Thirteen years ago this month, a natural disaster resulted in millions of dollars in property damage across Southeast Alabama and Northwest Florida.
The "Great Flood of 94" had its most far-reaching and continued impact in the small Panhandle town of Caryville.
At its crest of around 29-feet, the July, 1994 flood submerged Caryville under water.
The town remains mired by the disaster. Its population dropped from 1500 residents, to under 200.
Becky Pate owned a convenience store and lost everything in the flood. However, she finally sees' hope. "I watched from my store window and saw the last house leave Caryville and cried,” she says. “It’s been real tough over the years, but now we are seeing hope."

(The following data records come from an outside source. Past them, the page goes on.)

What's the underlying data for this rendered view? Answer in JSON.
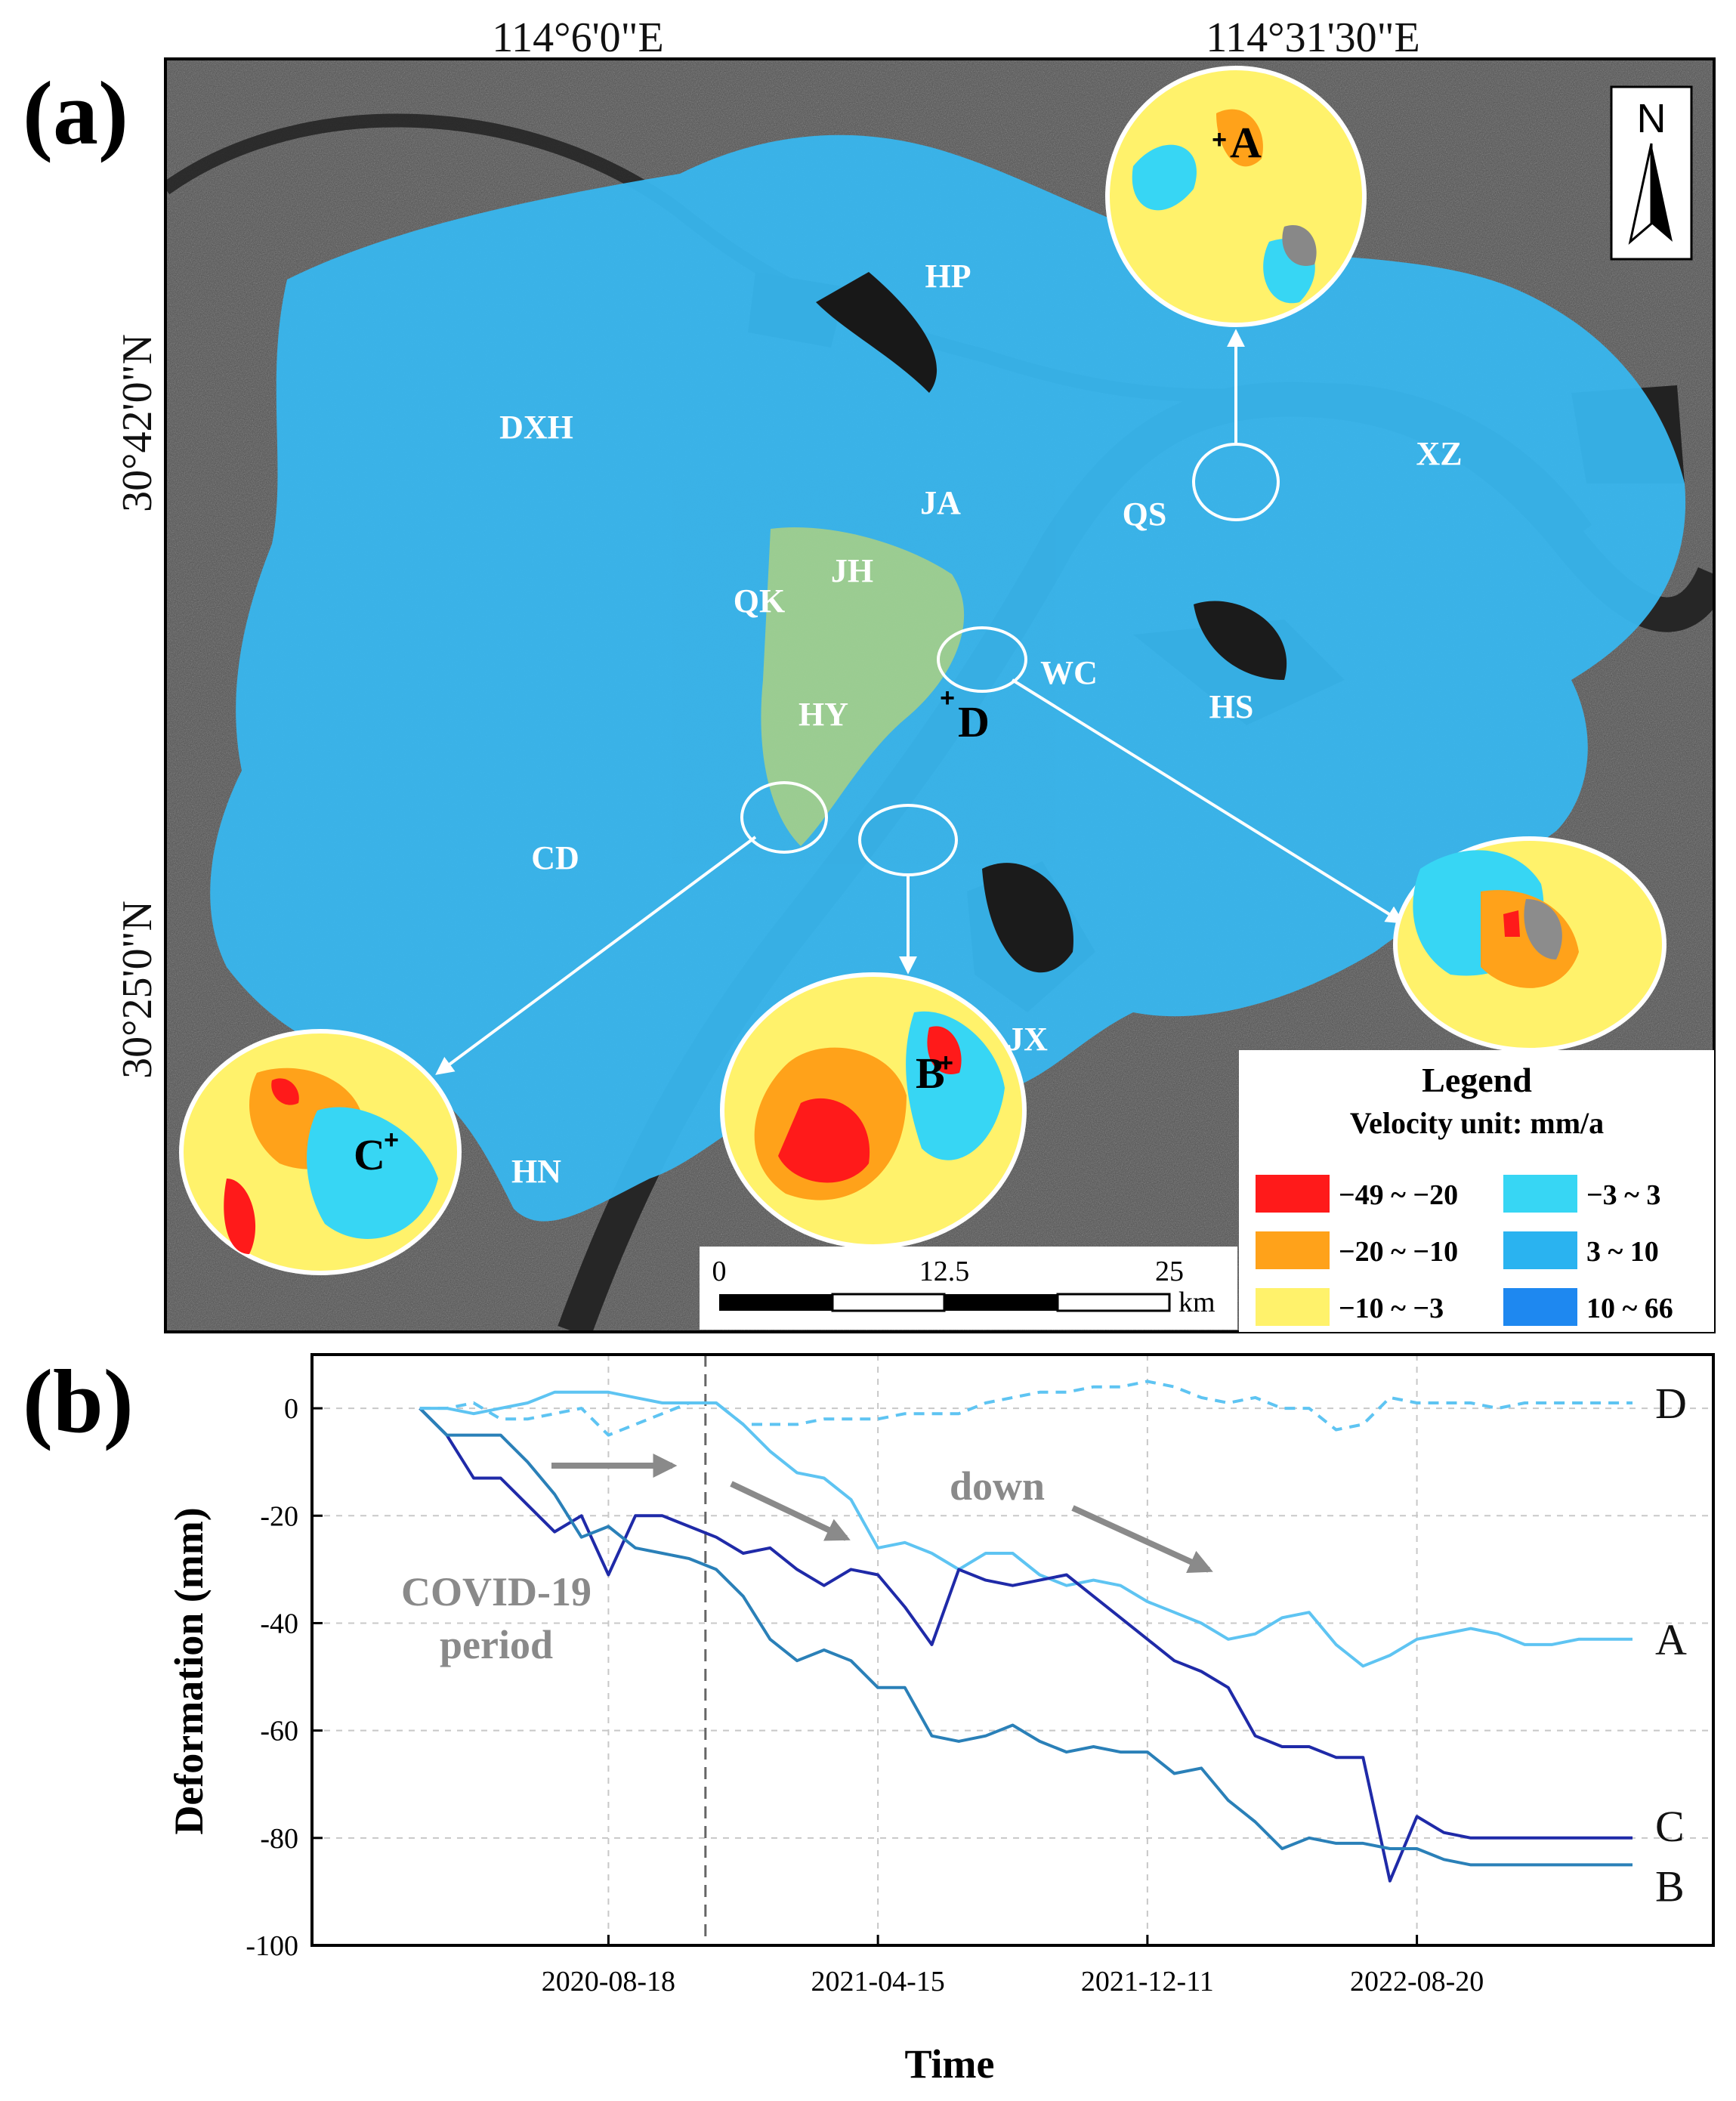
{
  "panel_a": {
    "label": "(a)",
    "lon_ticks": [
      "114°6'0\"E",
      "114°31'30\"E"
    ],
    "lat_ticks": [
      "30°42'0\"N",
      "30°25'0\"N"
    ],
    "north": "N",
    "districts": [
      "HP",
      "DXH",
      "JA",
      "QS",
      "XZ",
      "JH",
      "QK",
      "WC",
      "HS",
      "HY",
      "CD",
      "JX",
      "HN"
    ],
    "points": [
      "A",
      "B",
      "C",
      "D"
    ],
    "scale": {
      "labels": [
        "0",
        "12.5",
        "25"
      ],
      "unit": "km"
    },
    "legend": {
      "title": "Legend",
      "subtitle": "Velocity  unit: mm/a",
      "items": [
        {
          "label": "−49 ~ −20",
          "color": "#ff1a1a"
        },
        {
          "label": "−20 ~ −10",
          "color": "#ffa21a"
        },
        {
          "label": "−10 ~ −3",
          "color": "#fff26b"
        },
        {
          "label": "−3 ~ 3",
          "color": "#37d6f4"
        },
        {
          "label": "3 ~ 10",
          "color": "#2ab3f0"
        },
        {
          "label": "10 ~ 66",
          "color": "#1e88f0"
        }
      ]
    }
  },
  "chart_data": {
    "panel_label": "(b)",
    "type": "line",
    "xlabel": "Time",
    "ylabel": "Deformation (mm)",
    "ylim": [
      -100,
      10
    ],
    "yticks": [
      0,
      -20,
      -40,
      -60,
      -80,
      -100
    ],
    "xlim_index": [
      -4,
      48
    ],
    "xtick_labels": [
      "2020-08-18",
      "2021-04-15",
      "2021-12-11",
      "2022-08-20"
    ],
    "xtick_index": [
      7,
      17,
      27,
      37
    ],
    "grid": true,
    "vline_index": 10.6,
    "annotations": {
      "covid": [
        "COVID-19",
        "period"
      ],
      "down": "down"
    },
    "series": [
      {
        "name": "A",
        "color": "#5ec4f2",
        "dash": false,
        "x": [
          0,
          1,
          2,
          3,
          4,
          5,
          6,
          7,
          8,
          9,
          10,
          11,
          12,
          13,
          14,
          15,
          16,
          17,
          18,
          19,
          20,
          21,
          22,
          23,
          24,
          25,
          26,
          27,
          28,
          29,
          30,
          31,
          32,
          33,
          34,
          35,
          36,
          37,
          38,
          39,
          40,
          41,
          42,
          43,
          44,
          45
        ],
        "values": [
          0,
          0,
          -1,
          0,
          1,
          3,
          3,
          3,
          2,
          1,
          1,
          1,
          -3,
          -8,
          -12,
          -13,
          -17,
          -26,
          -25,
          -27,
          -30,
          -27,
          -27,
          -31,
          -33,
          -32,
          -33,
          -36,
          -38,
          -40,
          -43,
          -42,
          -39,
          -38,
          -44,
          -48,
          -46,
          -43,
          -42,
          -41,
          -42,
          -44,
          -44,
          -43,
          -43,
          -43
        ]
      },
      {
        "name": "C",
        "color": "#1f2aa8",
        "dash": false,
        "x": [
          0,
          1,
          2,
          3,
          4,
          5,
          6,
          7,
          8,
          9,
          10,
          11,
          12,
          13,
          14,
          15,
          16,
          17,
          18,
          19,
          20,
          21,
          22,
          23,
          24,
          25,
          26,
          27,
          28,
          29,
          30,
          31,
          32,
          33,
          34,
          35,
          36,
          37,
          38,
          39,
          40,
          41,
          42,
          43,
          44,
          45
        ],
        "values": [
          0,
          -5,
          -13,
          -13,
          -18,
          -23,
          -20,
          -31,
          -20,
          -20,
          -22,
          -24,
          -27,
          -26,
          -30,
          -33,
          -30,
          -31,
          -37,
          -44,
          -30,
          -32,
          -33,
          -32,
          -31,
          -35,
          -39,
          -43,
          -47,
          -49,
          -52,
          -61,
          -63,
          -63,
          -65,
          -65,
          -88,
          -76,
          -79,
          -80,
          -80,
          -80,
          -80,
          -80,
          -80,
          -80
        ]
      },
      {
        "name": "B",
        "color": "#2a80b8",
        "dash": false,
        "x": [
          0,
          1,
          2,
          3,
          4,
          5,
          6,
          7,
          8,
          9,
          10,
          11,
          12,
          13,
          14,
          15,
          16,
          17,
          18,
          19,
          20,
          21,
          22,
          23,
          24,
          25,
          26,
          27,
          28,
          29,
          30,
          31,
          32,
          33,
          34,
          35,
          36,
          37,
          38,
          39,
          40,
          41,
          42,
          43,
          44,
          45
        ],
        "values": [
          0,
          -5,
          -5,
          -5,
          -10,
          -16,
          -24,
          -22,
          -26,
          -27,
          -28,
          -30,
          -35,
          -43,
          -47,
          -45,
          -47,
          -52,
          -52,
          -61,
          -62,
          -61,
          -59,
          -62,
          -64,
          -63,
          -64,
          -64,
          -68,
          -67,
          -73,
          -77,
          -82,
          -80,
          -81,
          -81,
          -82,
          -82,
          -84,
          -85,
          -85,
          -85,
          -85,
          -85,
          -85,
          -85
        ]
      },
      {
        "name": "D",
        "color": "#5ec4f2",
        "dash": true,
        "x": [
          0,
          1,
          2,
          3,
          4,
          5,
          6,
          7,
          8,
          9,
          10,
          11,
          12,
          13,
          14,
          15,
          16,
          17,
          18,
          19,
          20,
          21,
          22,
          23,
          24,
          25,
          26,
          27,
          28,
          29,
          30,
          31,
          32,
          33,
          34,
          35,
          36,
          37,
          38,
          39,
          40,
          41,
          42,
          43,
          44,
          45
        ],
        "values": [
          0,
          0,
          1,
          -2,
          -2,
          -1,
          0,
          -5,
          -3,
          -1,
          1,
          1,
          -3,
          -3,
          -3,
          -2,
          -2,
          -2,
          -1,
          -1,
          -1,
          1,
          2,
          3,
          3,
          4,
          4,
          5,
          4,
          2,
          1,
          2,
          0,
          0,
          -4,
          -3,
          2,
          1,
          1,
          1,
          0,
          1,
          1,
          1,
          1,
          1
        ]
      }
    ],
    "series_order_labels": [
      "D",
      "A",
      "C",
      "B"
    ]
  }
}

Roger Cochran's wood carved art can be found across the country. The flood brought disaster for him as well, but now, there is hope. "It’s better here now than [in] '94. The flood got rid of a lot of junk around here. The forest has grown back, [but] not too many people."
Caryville is not just about ole-timers' and the past, it's about new people moving in and starting businesses.
Six months ago, Eva Wilson and her family moved from South Florida to Caryville. They opened a restaurant here because it's the future.
"We came here about six-months-ago and opened the restaurant,” Wilson said. “We see hope and we feel this is a great place to live."
Caryville lost most of its population following FEMA’s "buyout" of homeowners who lost everything in the '94 flood.